Yes, California's drought is bad. But the worst thing we can do is take hasty actions we'll regret later. "No regrets" actions only please.

@PeterGleick I'm more worried there will be no actions, period.


@pvowell what are your top recommendations?


This is a recent Twitter exchange between Peter Gleick and myself. Sorry, Peter, but I just couldn't answer in 140 characters or less.  And my apologies to Leo Tolstoy for my rip off of his book title. But here, in a great deal more characters than allowed by Twitter, is what I would like to see done to deal with this drought, and California’s water supply moving forward.  I know some of this you’ll agree with, Peter, and some you won’t; others reading this will have opinions different from either of us. But the first and one of the best actions we can take is this sort of dialogue.
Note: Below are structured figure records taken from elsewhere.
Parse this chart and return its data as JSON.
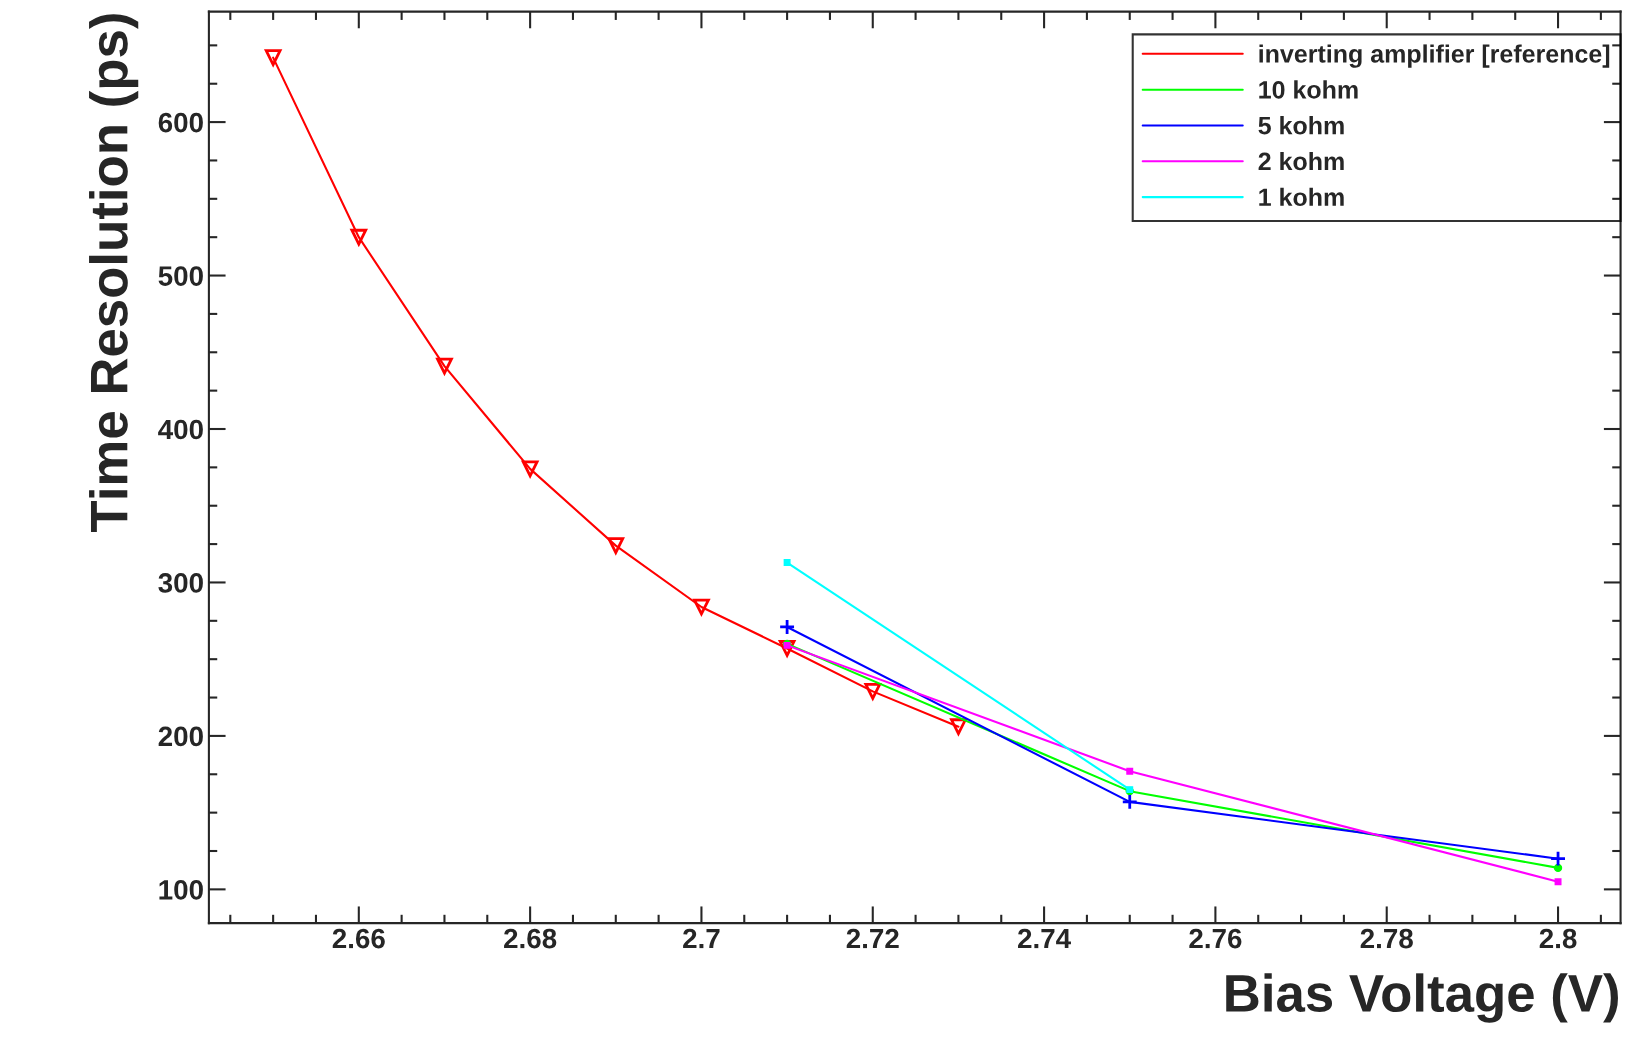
{
  "chart_data": {
    "type": "line",
    "xlabel": "Bias Voltage (V)",
    "ylabel": "Time Resolution (ps)",
    "xlim": [
      2.6425,
      2.8073
    ],
    "ylim": [
      78,
      672
    ],
    "xticks": [
      2.66,
      2.68,
      2.7,
      2.72,
      2.74,
      2.76,
      2.78,
      2.8
    ],
    "yticks": [
      100,
      200,
      300,
      400,
      500,
      600
    ],
    "grid": false,
    "legend": "top right",
    "series": [
      {
        "name": "inverting amplifier [reference]",
        "color": "#ff0000",
        "marker": "triangle",
        "x": [
          2.65,
          2.66,
          2.67,
          2.68,
          2.69,
          2.7,
          2.71,
          2.72,
          2.73
        ],
        "values": [
          642,
          525,
          441,
          374,
          324,
          284,
          257,
          229,
          206
        ]
      },
      {
        "name": "10 kohm",
        "color": "#00ff00",
        "marker": "circle",
        "x": [
          2.71,
          2.75,
          2.8
        ],
        "values": [
          260,
          164,
          114
        ]
      },
      {
        "name": "5 kohm",
        "color": "#0000ff",
        "marker": "cross",
        "x": [
          2.71,
          2.75,
          2.8
        ],
        "values": [
          271,
          157,
          120
        ]
      },
      {
        "name": "2 kohm",
        "color": "#ff00ff",
        "marker": "square",
        "x": [
          2.71,
          2.75,
          2.8
        ],
        "values": [
          259,
          177,
          105
        ]
      },
      {
        "name": "1 kohm",
        "color": "#00ffff",
        "marker": "square",
        "x": [
          2.71,
          2.75
        ],
        "values": [
          313,
          165
        ]
      }
    ]
  }
}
As much as people seem to think Californian’s are environmentally conscience and all practice conservation already, it’s my experience that a great many people still have a long way to go in doing meaningful water conservation.  I’ve been to so many rate case meetings were people testify how they have just two people at home and only use 25 CCF of water a month (that’s  18,700 gallons, or more than 300 gallons per person per day). Or they complain that rates are so high, instead of the acre of turf they used to enjoy, they have to suffer with only a quarter of an acre now.  The issue of whether clean safe water is a human right has been in the news a good deal in the past year, but my experience is all too often people take that to mean they have the God given right to use as much water as they bloody well want at little to no cost.  That has to stop.  Mandatory rationing during the drought and steeply increasing block rate structures all the time should be used to force serious conservation.

I think the Bay Delta Conservation Plan (BDCP) has got to move forward. The Delta is in precarious shape, physically and environmentally.  Its ability to continue to provide water to Southern California is in serious jeopardy.  Talk about hasty actions: If we continue to do little or nothing to deal with this issue, the Delta will collapse and water deliveries to Southern California will be seriously limited or even halted all together.  If that happens, you’ll see hasty decisions made to quickly provide new water supplies that will wreak environmental, social justice, and budgetary havoc.  The BDCP isn’t perfect, but it’s a controlled plan that we can move forward with, and that needs to be done.

Desalination has got to become much more prevalent in California.  The Coastal Commission should never have killed the Huntington Beach project posed by Poseidon; that project should be resurrected, and more of the desal projects planned up and down the coast moved forward as well.  Is there an environmental cost to these projects?  Absolutely, but those costs can be minimized without killing the projects.  But no project is without any environmental cost, just as for each of us to get out of bed every morning and live our normal lives there is an environmental cost.  If we want to continue to live our lives here in California, then desalination will have to play a bigger part in providing us with water.  The energy use and associated expense of desal continues to fall, and funding for research into lowering those costs even further should be a priority.


There you go, Peter.  My top three recommendations for moving forward with California’s water supply problems. Thanks for asking!